Note - Courses with the codes SPAN 3701 through 3704 are topics courses - upper-level advanced study courses with a specific subject matter determined by the instructor that can vary from quarter to quarter. This is one specific example of a topics course recently offered; future offerings of SPAN 3704 may have a different subject/focus.

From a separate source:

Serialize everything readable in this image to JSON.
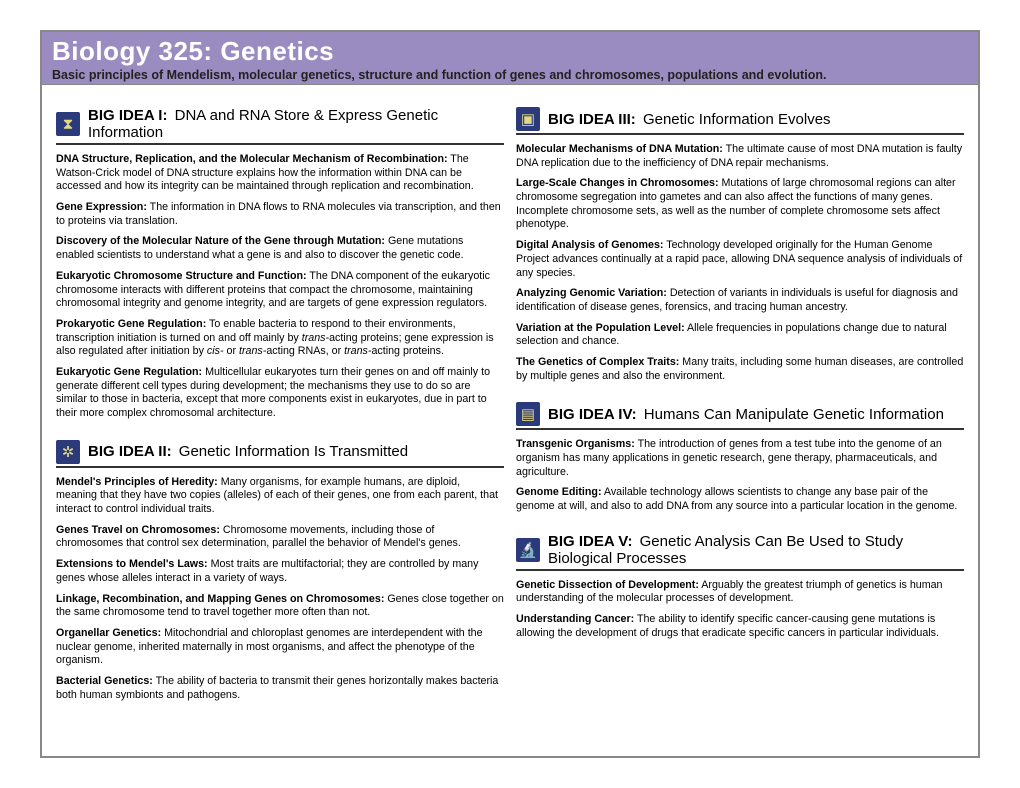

The focus of this class is border identities, a contemporary concept that emerged from Border Studies Theory to describe the movement across diverse borders, such as geography, nationality, race, gender, sexuality, language, and culture. Through the analysis of cultural text (e.g., novels, short stories, slam poetry, comic strips, music, film, visual arts, and social media) we will explore the dynamic dialogues, processes, and exchanges that take place amongst Latinxs in the United States in their journeys to reclaim and articulate their identity. Furthermore, this class will center on active discussions around the notion of inclusive excellence, understood as the practice of equity, diversity, and inclusion.  Two fundamental questions that guide this course are: 1) how do these unique and diverse Latinx voices, as tangible examples of border identities, fit in traditional white Academic institutions, concretely, at the University of Denver (DU)?; and 2) why are these Latinx border identities extremely important and necessary to decolonize not only Academic institutions, but inclusive excellence as we know it, in order to move beyond good intentions, create meaningful change, and imagine other possibilities and futures? Some of the topics of this course include: the complex political and cultural exchanges along the United States-Mexican border; performing Mexicanidad; transnational double-crossings through art, music, and food; intersectional spaces; Chican@ and Latinx activism; (des)identifications and coping with feelings of not belonging; Latinx stereotypes and representations in media; Latina women reclaiming their voice, body, and sexuality; and, the decolonization of masculinities, amongst other interesting and relevant topics. Prerequisite: at least one of SPAN 2300, SPAN 2350 or equivalent. 

 


SPAN 3990 Senior Seminar (4 Credits) 


This is the capstone course of the Spanish major and requires students to complete an in depth, scholarly study of a topic or issue pertinent to their seminar's central theme(s). Spanish majors must take a minimum of one senior seminar and this course must be taken at DU once a student has reached senior standing. Prerequisites: SPAN 2300, SPAN 2350 (or equivalent) and at least twelve credits at the 3000 level. A selection of seminar topics includes Latin American Popular Culture, Contemporary Spanish Novel, Pre-Columbian and Colonial Andean Literature and Culture, Puerto Rican Literature and Society, Layqas, Ñakáqs and Saqras: Representations of the ‘Supernatural’ in Quechua Oral Traditions, Latin American Narrative, El Romancero, Contemporary Socio-Political Poetry in Latin America, Latin American Women Poets, and Masterpieces of Latin American Literature. Prerequisites: SPAN 2300, SPAN 2350 (or equivalent) and at least twelve credits at the 3000 level and senior standing.